Veterinary Technicians Are Key to Behavior
Dr. Jim Humphries, Veterinary News Network
Technicians can be team captains in behavior treatments for pets by working with the patient, the client, and the attending veterinarian, according to Julie Shaw, Senior Animal Behavior Technologist at Purdue University's Animal Behavior Clinic. Shaw spoke to this year's AVMA Convention about teaming up, utilizing your technicians in your hospital's behavior health program. She shared her thoughts about the role of the veterinarian, technicians and time effective consultations and owner complaints.

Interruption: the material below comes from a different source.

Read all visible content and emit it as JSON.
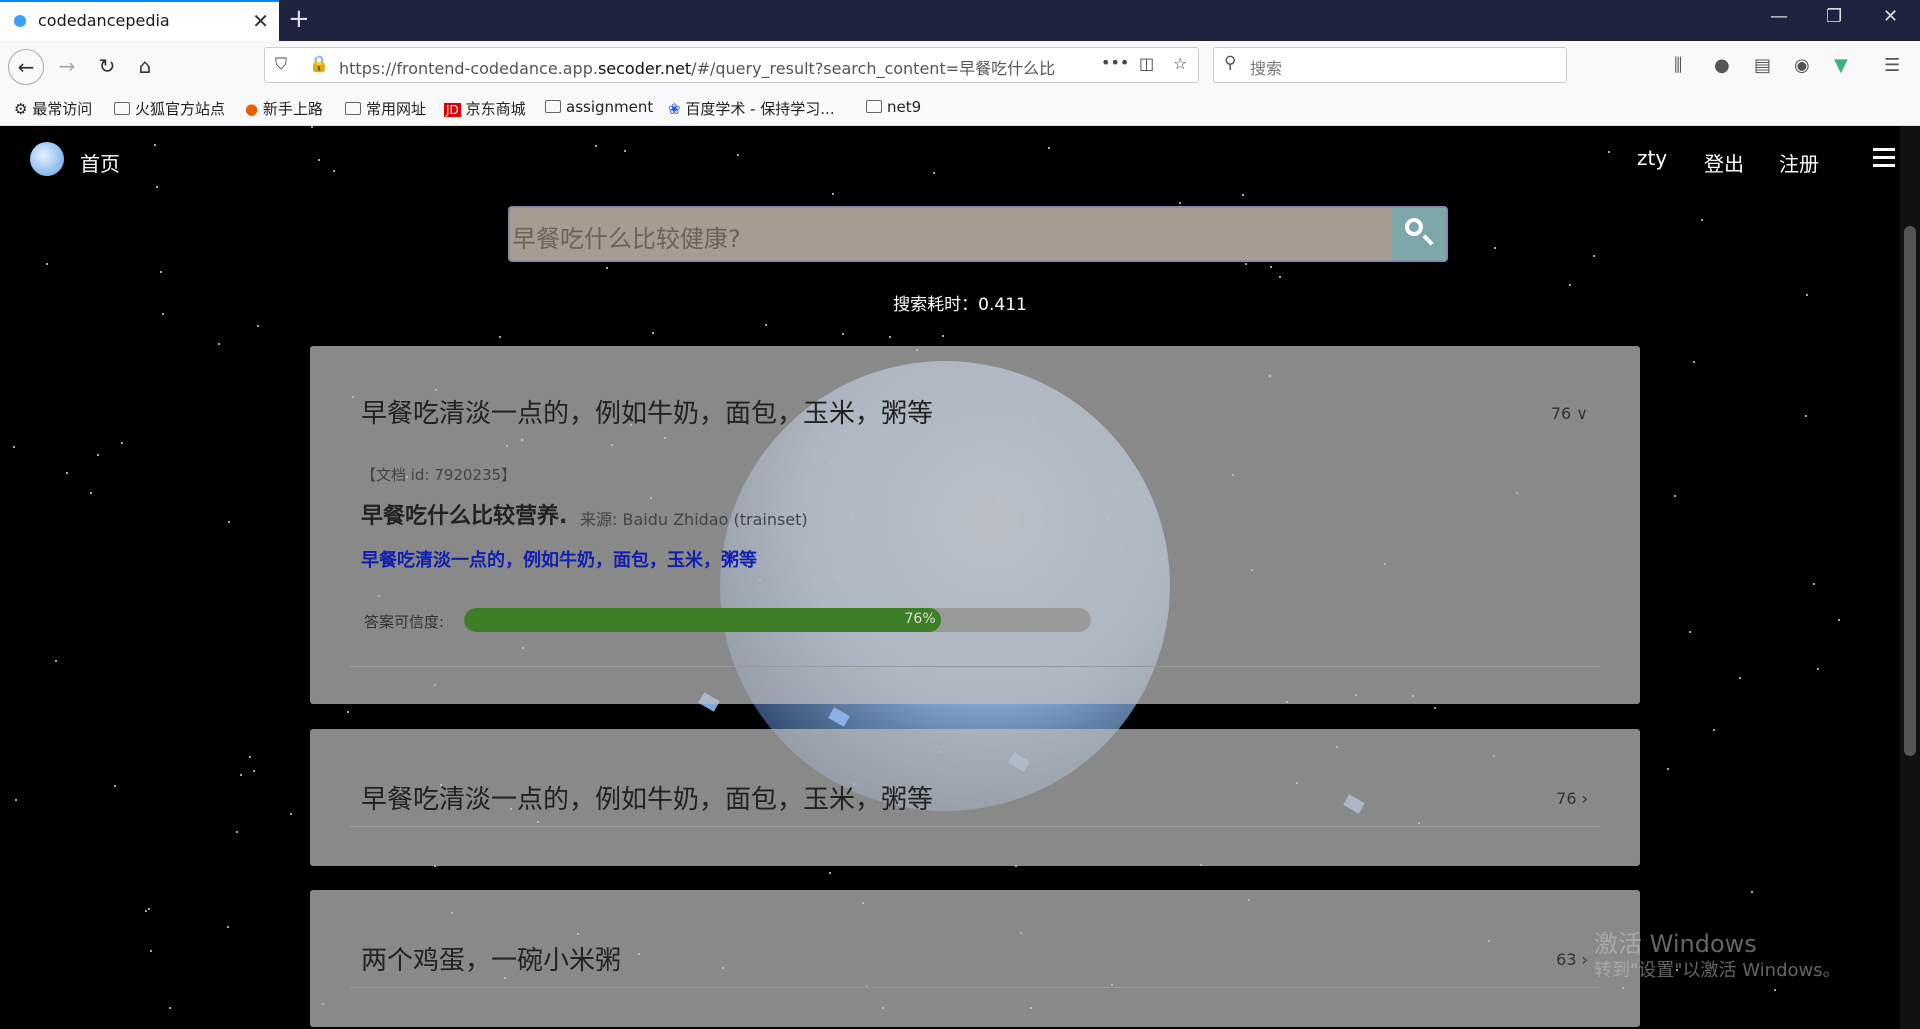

Shaw said the veterinarian's role is to develop hospital policies and consult on cases, ruling out health issues, diagnosing behavior problems, prescribing treatments and giving prognoses. The veterinary technician's role in behavior health programs is to advocate for the patient and communicate with the client and veterinarian. Veterinary technicians should guide, organize, clarify and empathize. A lot of times clients don't think there's hope, Shaw said. People are really pushing veterinary medicine to address behavior problems.
Veterinary technicians should prepare clients for the consultation by emphasizing appropriate expectations, indicating what to bring and providing a price quote. Shaw said her clinic tells clients to bring a hungry pet, treats, all collars and leashes, a video of their pet's behavior if they have it, a diagram of the house when the patient is a cat and information about other pets in the household. During the consultation, veterinary technicians can fill out a portion of the history form, which the veterinarian will complete. Technicians can try to determine the trainability of the patient and anticipate treatment options. When the veterinarian talks to the client, they can work with the patient.
Shaw says she watches the body language
of clients to ensure that they will follow the treatment plan.
It's all about shaping their behavior too, says Shaw. At the end
of the consultation, the veterinary technicians answers questions
from the client. Sometimes doctors are intimidating and the clients
are more likely to talk to the veterinary technicians or nurse.
The veterinary technicians also should demonstrate any behavior
modification techniques with the patient while teaching the techniques
with the client. When working with aggressive animals, Shaw advises
remaining cautiously calm. Veterinary technicians should know
how to avoid confrontations and when to back off. If your pet
has a behavior problem, more and more veterinarian hospitals are
developing behavior treatments along with knowledgeable staff
to help our pets cope with us in our world.
Talk With Your Animals
Joy speaks with Butch, a dog who gets upset riding in the car. It turns out his guardian is having problems with her eyes and needs to visit a doctor.